Maar het gegeven dat de uil een nachtdier is, eenzaam en schuw is, en op duistere, vervallen, verborgen en verlaten plaatsen leeft, is niet alleen vermeldenswaard omdat het collectieve kennis is, maar ook omdat een reeks van uitdrukkingen, zegswijzen erop gebaseerd is. Pas als we weten dat de uil verbonden is met de begrippen nacht, duisternis, verborgenheid en eenzaamheid, zullen we kunnen begrijpen dat de uitdrukking met de uil vliegen kan betekenen: 's nachts op pad zijn of uitgaan.

De betekenis is hier gebaseerd op het begrip nacht. En omdat de nacht wordt geassocieerd met erotiek, krijgt met de uil vliegen ook de connotatie dat men er 's [36] nachts op uitgaat op zoek naar vervulling van zijn seksuele verlangens.

De tweede betekenis van deze uitdrukking luidt: alleen weggaan. Deze betekenis berust uiteraard op het begrip eenzaamheid. De derde betekenis is: onder pseudoniem schrijven. Ik geef een voorbeeld van dit laatste gebruik uit een werk van Jacob Westerbaen uit 1655: 'Het heeft U gelieft uwen naem onbekent te houden ende met de Uylen in het duyster te vliegen.'

Ook in het woordenboek van Halma uit 1710 staat te lezen dat het woord nachtuil betekent: 'qui cache son nom en faisant quelque satyre, &c.'

Niemand zou in staat zijn te verklaren waarom de uitdrukking met de uil vliegen staat voor 'onder pseudoniem schrijven' als hij niet zou weten dat de uil worden [lees: wordt] verbonden met het aspect verborgenheid.

Wat doet nu de dichter?
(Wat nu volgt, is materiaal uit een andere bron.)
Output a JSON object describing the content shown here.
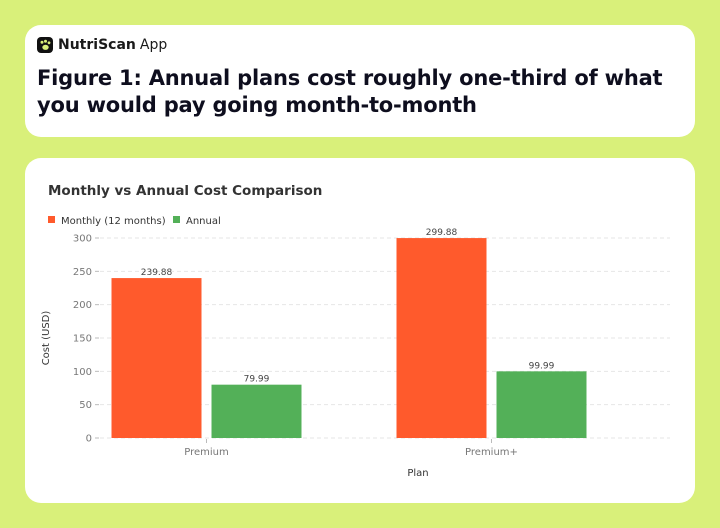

Hij put uit die grote reeks van ervaringen, gebeurtenissen, feiten en kennis die in zijn geest is opgeslagen en hij gaat van knoopje naar knoopje, brengt verbindingslijnen aan, laat tussenknopen weg en vijlt en schaaft zijn vers ten slotte tot een eenheid.

Ik illustreer dit aan de hand van een gedicht van Eddy van Vliet. De titel is 'Mistel' en het staat in zijn laatste bundel, De toekomstige dief uit 1991.


Eén ding stond vast. Van het tegendeel viel ik

niet te overtuigen. De grote doorschijnende trossen

groen langs Frankrijks wegen hingen voor het grijpen.

Ik weigerde te beseffen dat klimmen op vaders

schouder niet helpen kon. Dat te hoog was

wat binnen handbereik leek. Dat een sprong

de afstand niet overbruggen zou.

Nu, bijna vijftig jaar oud, stel ik vast dat ik nog steeds

voor waarheid houd wat ik op mijn achtste zag, en mijn

reisdoel verwaarloosd heb voor een nooit eindigend

oponthoud in het woud waar de mistel in de bomen groeit.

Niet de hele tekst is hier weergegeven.